Emma Stone has just been revealed as the world’s highest paid actress, topping the Forbes list for 2017. She pushes Jennifer Lawrence, who held the top spot for two years running, into third place. Surprised? We’re not. And here’s why…
La La Land
There’s something about Emma Stone that’s just so likable and relatable. And in La La Land she is instrumental in turning this self-reflexive Hollywood musical into a musical that even non-musical fans can’t help but enjoy.
La La Land swept the board at this year’s Oscars (admittedly missing out on the Best Picture gong in that now-infamous mix-up), as well as the Golden Globes – and picked up a swathe of awards at other ceremonies. Deservedly so.

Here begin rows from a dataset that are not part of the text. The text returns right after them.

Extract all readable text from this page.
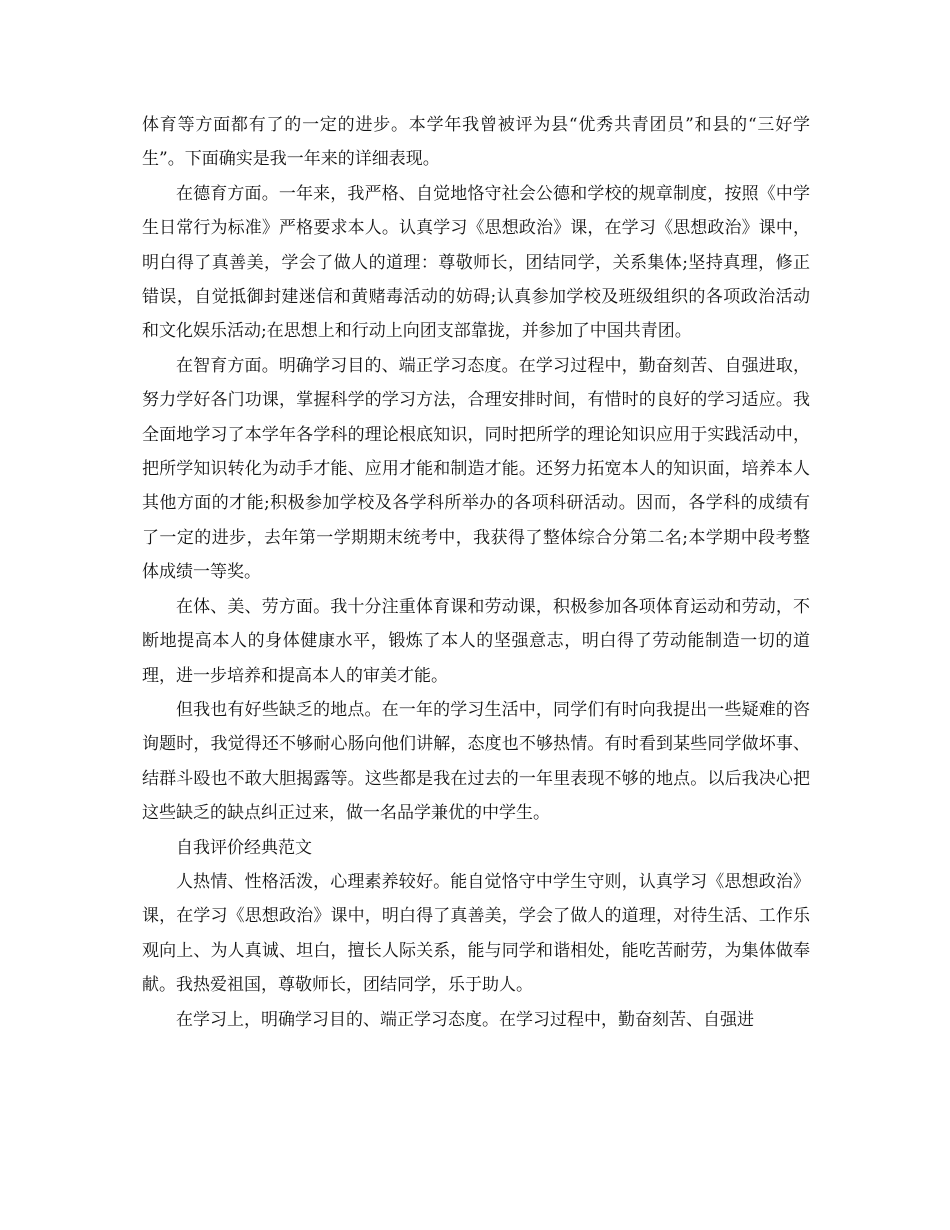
体育等方面都有了的一定的进步。本学年我曾被评为县“优秀共青团员”和县的“三好学生”。下面确实是我一年来的详细表现。

在德育方面。一年来，我严格、自觉地恪守社会公德和学校的规章制度，按照《中学生日常行为标准》严格要求本人。认真学习《思想政治》课，在学习《思想政治》课中，明白得了真善美，学会了做人的道理：尊敬师长，团结同学，关系集体;坚持真理，修正错误，自觉抵御封建迷信和黄赌毒活动的妨碍;认真参加学校及班级组织的各项政治活动和文化娱乐活动;在思想上和行动上向团支部靠拢，并参加了中国共青团。

在智育方面。明确学习目的、端正学习态度。在学习过程中，勤奋刻苦、自强进取，努力学好各门功课，掌握科学的学习方法，合理安排时间，有惜时的良好的学习适应。我全面地学习了本学年各学科的理论根底知识，同时把所学的理论知识应用于实践活动中，把所学知识转化为动手才能、应用才能和制造才能。还努力拓宽本人的知识面，培养本人其他方面的才能;积极参加学校及各学科所举办的各项科研活动。因而，各学科的成绩有了一定的进步，去年第一学期期末统考中，我获得了整体综合分第二名;本学期中段考整体成绩一等奖。

在体、美、劳方面。我十分注重体育课和劳动课，积极参加各项体育运动和劳动，不断地提高本人的身体健康水平，锻炼了本人的坚强意志，明白得了劳动能制造一切的道理，进一步培养和提高本人的审美才能。

但我也有好些缺乏的地点。在一年的学习生活中，同学们有时向我提出一些疑难的咨询题时，我觉得还不够耐心肠向他们讲解，态度也不够热情。有时看到某些同学做坏事、结群斗殴也不敢大胆揭露等。这些都是我在过去的一年里表现不够的地点。以后我决心把这些缺乏的缺点纠正过来，做一名品学兼优的中学生。

自我评价经典范文

人热情、性格活泼，心理素养较好。能自觉恪守中学生守则，认真学习《思想政治》课，在学习《思想政治》课中，明白得了真善美，学会了做人的道理，对待生活、工作乐观向上、为人真诚、坦白，擅长人际关系，能与同学和谐相处，能吃苦耐劳，为集体做奉献。我热爱祖国，尊敬师长，团结同学，乐于助人。

在学习上，明确学习目的、端正学习态度。在学习过程中，勤奋刻苦、自强进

Stone is an integral part of the film’s success, bringing to it not only her unique charm and pitch-perfect singing abilities (who knew?) but also her magical chemistry with Ryan Gosling, her co-star from Steve Carell vehicle Crazy, Stupid, Love.
Battle of the Sexes
Stone will soon star as legendary US tennis star Billie Jean King in Battle of the Sexes – a film about the notorious 1973 match between King and Bobby Riggs.
Chauvinistic male tennis champ Riggs challenged King to a match on the basis that he’d beat her, since as a woman, she wasn’t as good a player. Needless to say, King won. In straight sets, no less.
From what we’ve seen, the film looks compelling and Stone makes a convincing and very engaging Billie Jean King. And she delivers withering lines with the kind of smirk you only associated with Stone.
“Don’t get me wrong, I love women – in the bedroom and in the kitchen,” says Steve Carell’s Bobby Riggs during a press conference.
Stone’s delivery of King’s comeback is a peach: “Keep talking Bobby. The more nonsense you spout, the worse it’s going to be when you lose.”
Can’t wait for this one.
Birdman (or The Unexpected Virtue of Ignorance)
Another Oscar winner, Stone plays the troubled daughter of messed-up, crisis-ridden, self-obsessed actor Riggan, played by Michael Keaton.
The scene in which she rants at her father and calls him irrelevant before the realization of what she’s just done dawns on her is a masterclass in acting. As she slinks away, she leaves him feeling worthless, her feeling awkward and us feeling uncomfortable. It’s brilliant – but it’s just one highlight in Alejandro Gonzalez Inarritu’s masterful movie in which she shines.
In Birdman, Stone really proved she’s more than merely a love interest in a superhero movie. But on that note…
The Amazing Spider-Man
Whatever you made of the Spider-Man reboots starring Andrew Garfield, there’s no denying Stone was the standout star.
Taking over as love interest Gwen Stacy following Kirsten Dunst’s MJ from the Sam Raimi Spider-Man trilogy, she proved more than a match for her predecessor. And it was these films that brought Stone to the attention of a wider audience.
As Stacy, she’s strong, kinda sassy and just really adorable. Remember that awkward scene when Peter Parker asks her out in the school hallway in The Amazing Spider-Man? One of the most disappointing things about no more Andrew Garfield Spider-Man films is the fact we won’t ever get to see Stone’s Gwen Stacy again. Bogus.
Crazy, Stupid, Love
Before she played Gwen Stacy in The Amazing Spider-Man Stone starred in another awards favourite, The Help. She played Skeeter Phelan, an author who writes a book from the perspective of African American maids during the civil rights movement in the 1960s.
But the same year, 2011, saw Crazy, Stupid, Love hit cinemas. A film, which, on the face of it, looked like a forgettable Steve Carell romantic dramedy. But the Dan Fogelman-penned flick teamed Stone in a supporting role with Ryan Gosling and she proved a revelation, bringing warmth to a fringe character. She actually elevates the film and makes Gosling’s character’s transition from womanizer to one-man woman totally convincing, when we as savvy audience members might not ordinarily buy it.
She’s slated to appear in Disney’s Cruella next year, a live action film about the exploits of 101 Dalmatians villain Cruella de Vil. Emma Stone, we salute you.